Подполковник усмехался, хотя и слыл гневливым человеком.
— Тогда и я вам тоже издалека, — говорил он, откидываясь на стуле. — Вчера иду мимо универмага, а в урне торчат хорошие туфли, которые лет тридцать пять назад стоили больших денег. Вы не помните, к счастью. Вы другие люди — молодежь. Купили новые, а старые тут же выбросили. Это, наверное, хорошо. Так и надо. Но моя супруга да и сам я тоже никогда бы этого не сделали. Привычки нет. Я привык ремонтировать обувь.
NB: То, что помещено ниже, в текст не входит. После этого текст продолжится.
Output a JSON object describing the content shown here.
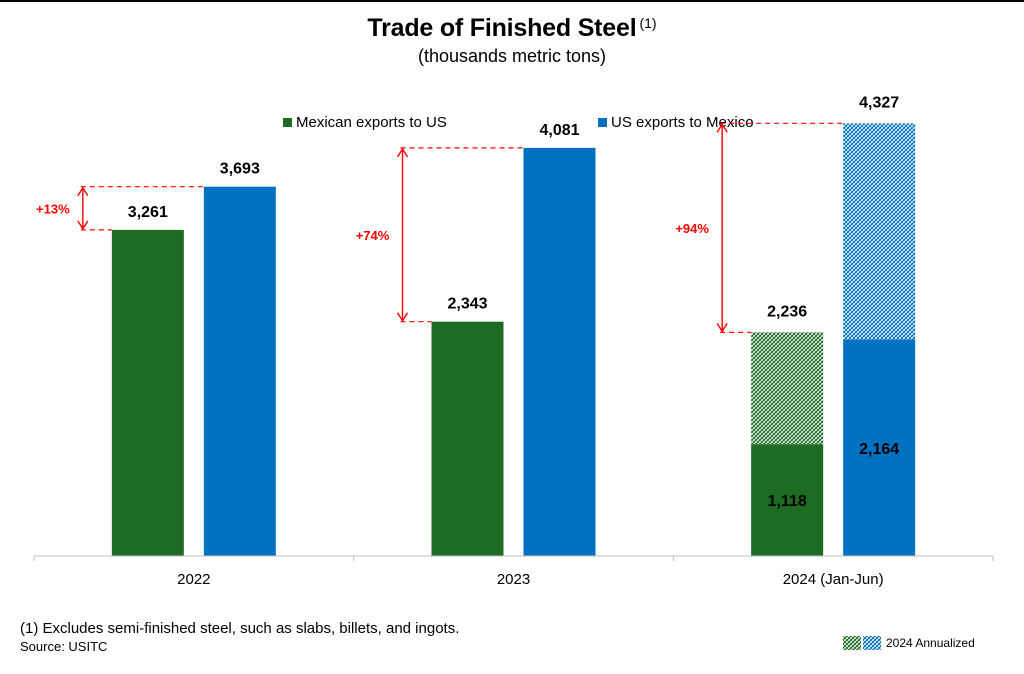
{
  "chart_data": {
    "type": "bar",
    "title": "Trade of Finished Steel",
    "title_footnote_marker": "(1)",
    "subtitle": "(thousands metric tons)",
    "categories": [
      "2022",
      "2023",
      "2024 (Jan-Jun)"
    ],
    "series": [
      {
        "name": "Mexican exports to US",
        "color": "#1e6b23",
        "values": [
          3261,
          2343,
          1118
        ],
        "value_labels": [
          "3,261",
          "2,343",
          "1,118"
        ],
        "annualized_total": [
          null,
          null,
          2236
        ],
        "annualized_total_label": [
          null,
          null,
          "2,236"
        ]
      },
      {
        "name": "US exports to Mexico",
        "color": "#0070c0",
        "values": [
          3693,
          4081,
          2164
        ],
        "value_labels": [
          "3,693",
          "4,081",
          "2,164"
        ],
        "annualized_total": [
          null,
          null,
          4327
        ],
        "annualized_total_label": [
          null,
          null,
          "4,327"
        ]
      }
    ],
    "differences": [
      "+13%",
      "+74%",
      "+94%"
    ],
    "ylim": [
      0,
      5000
    ],
    "grid": false,
    "annualized_legend_label": "2024 Annualized",
    "annotation_color": "#ff0000"
  },
  "footnote": "(1) Excludes semi-finished steel, such as slabs, billets, and ingots.",
  "source": "Source: USITC"
}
Износились туфли, их бы выбросить, а я несу в мастерскую и, признаюсь, радуюсь, когда получаю хорошо починенные: еще на несколько месяцев сгодятся. А вы что предлагаете? Плюньте на старье и давайте обнову. Завидую вам: вы многого не знаете. Вы не знаете, что значит чинить старую обувь, которая не жмет ногу. Я ведь не от скупердяйства, а потому, что люблю старую обувь, привык к ней. Это, знаете, кок охотник пошел на охоту в новых сапогах и убил ноги вместо дичи.